Fissata per domani l’autopsia sul corpo di Naima Zahir, la 45enne, di origine marocchina, trovata senza vita in casa a Lentini. L’ha trovata il marito, riversa in una pozza di sangue, causata, probabilmente, da quel coltello da cucina conficcato nella gola della donna, usato o dalla stessa per uccidersi o dall’assassino per porre fine alla sua vita.

E’ quello che ha raccontato in queste ultime ore, in diretta TV, Massimo Cannone, marito di Naima ed unico indagato per la morte della moglie. Un racconto confuso, non lineare, quasi paradossale.

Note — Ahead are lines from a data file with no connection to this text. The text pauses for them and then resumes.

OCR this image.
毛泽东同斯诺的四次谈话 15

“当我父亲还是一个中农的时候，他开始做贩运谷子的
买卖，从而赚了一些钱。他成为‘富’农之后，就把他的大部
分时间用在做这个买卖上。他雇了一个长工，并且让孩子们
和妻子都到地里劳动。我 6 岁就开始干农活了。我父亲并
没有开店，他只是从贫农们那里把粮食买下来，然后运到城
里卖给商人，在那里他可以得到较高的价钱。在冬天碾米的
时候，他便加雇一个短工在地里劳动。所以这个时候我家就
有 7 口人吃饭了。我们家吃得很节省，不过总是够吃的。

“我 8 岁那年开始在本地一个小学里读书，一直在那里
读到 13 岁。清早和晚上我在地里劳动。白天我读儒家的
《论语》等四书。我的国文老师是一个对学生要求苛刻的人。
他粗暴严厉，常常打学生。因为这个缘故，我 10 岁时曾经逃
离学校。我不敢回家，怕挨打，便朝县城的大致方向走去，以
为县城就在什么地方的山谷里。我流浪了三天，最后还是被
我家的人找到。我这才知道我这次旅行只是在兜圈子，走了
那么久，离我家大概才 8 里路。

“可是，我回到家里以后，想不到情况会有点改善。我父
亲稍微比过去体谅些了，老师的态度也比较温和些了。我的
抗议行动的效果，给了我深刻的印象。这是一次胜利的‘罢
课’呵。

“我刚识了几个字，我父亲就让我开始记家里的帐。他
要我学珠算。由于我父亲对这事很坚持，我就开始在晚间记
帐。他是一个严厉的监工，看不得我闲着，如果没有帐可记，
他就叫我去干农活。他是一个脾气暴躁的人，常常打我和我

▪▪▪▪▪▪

“Io l’ho detto alla polizia: o si è tolta la vita o qualcuno ha bussato ed entrato. Non lo so. Il coltello lo aveva dietro al collo, lei era sdraiata sul letto. Non abbiamo ricevuto minacce, la porta non era sfondata, il coltello è quello di casa nostra, ho provato a toglierlo per aiutarla. Non so cosa sia accaduto, mia moglie aveva dei problemi ma non so cosa sia accaduto. Ho coperto mia moglie con vestaglia mia”.

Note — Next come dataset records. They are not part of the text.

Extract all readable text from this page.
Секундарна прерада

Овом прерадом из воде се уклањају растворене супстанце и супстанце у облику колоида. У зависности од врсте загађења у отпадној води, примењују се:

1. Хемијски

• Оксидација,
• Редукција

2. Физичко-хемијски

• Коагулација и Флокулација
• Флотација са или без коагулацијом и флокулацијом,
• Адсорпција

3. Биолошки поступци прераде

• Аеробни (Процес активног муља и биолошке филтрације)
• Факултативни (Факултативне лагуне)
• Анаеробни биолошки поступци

“Sono andato in tilt. Ho estratto il coltello dalla gola di mia moglie per cercare di aiutarla. L’ho scossa, poi ho preso il mocio e ho ripulito il pavimento dal sangue. Poi sono andato da mio fratello e abbiamo chiamato i soccorsi. Quando sono ritornato a casa, c’era la polizia che mi ha subito portato via”. Con queste parole, Massimo Cannone ha raccontato cosa è successo lo scorso sabato sera nella sua casa di Lentini.

Rai2 (@RaiDue) / Twitter

Secondo la sua versione, infatti, ribadita durante il lungo interrogatorio davanti al Pm Gaetano Bono che coordina le indagini, l’uomo sarebbe rientrato in casa avrebbe trovato la moglie con un coltello conficcato nel collo. A questo punto, “convinto che mia moglie fosse morta al 90% – come lo stesso ha dichiarato su Rai2 – prima di chiamare il 118, prima ancora di gridare aiuto e prima di avvisare le forze dell’ordine, ha pensato di togliere il coltello dal collo della moglie ed ha provato a pulire il sangue che aveva formato “una pozzanghera”.

Preoccupato per l’arrivo del figlio, l’uomo ha continuato a ripulire, compromettendo di fatto la scena del crimine.

Dall’esame autoptico gli investigatori si attendono elementi utili all’indagine. In primis per determinare le cause del decesso di Naima e stabilire se, sul corpo della vittima, ci sono lesioni o segni di una colluttazione. La tesi del suicidio, ipotesi sostenuta solo dal marito, non sembra convincere gli inquirenti.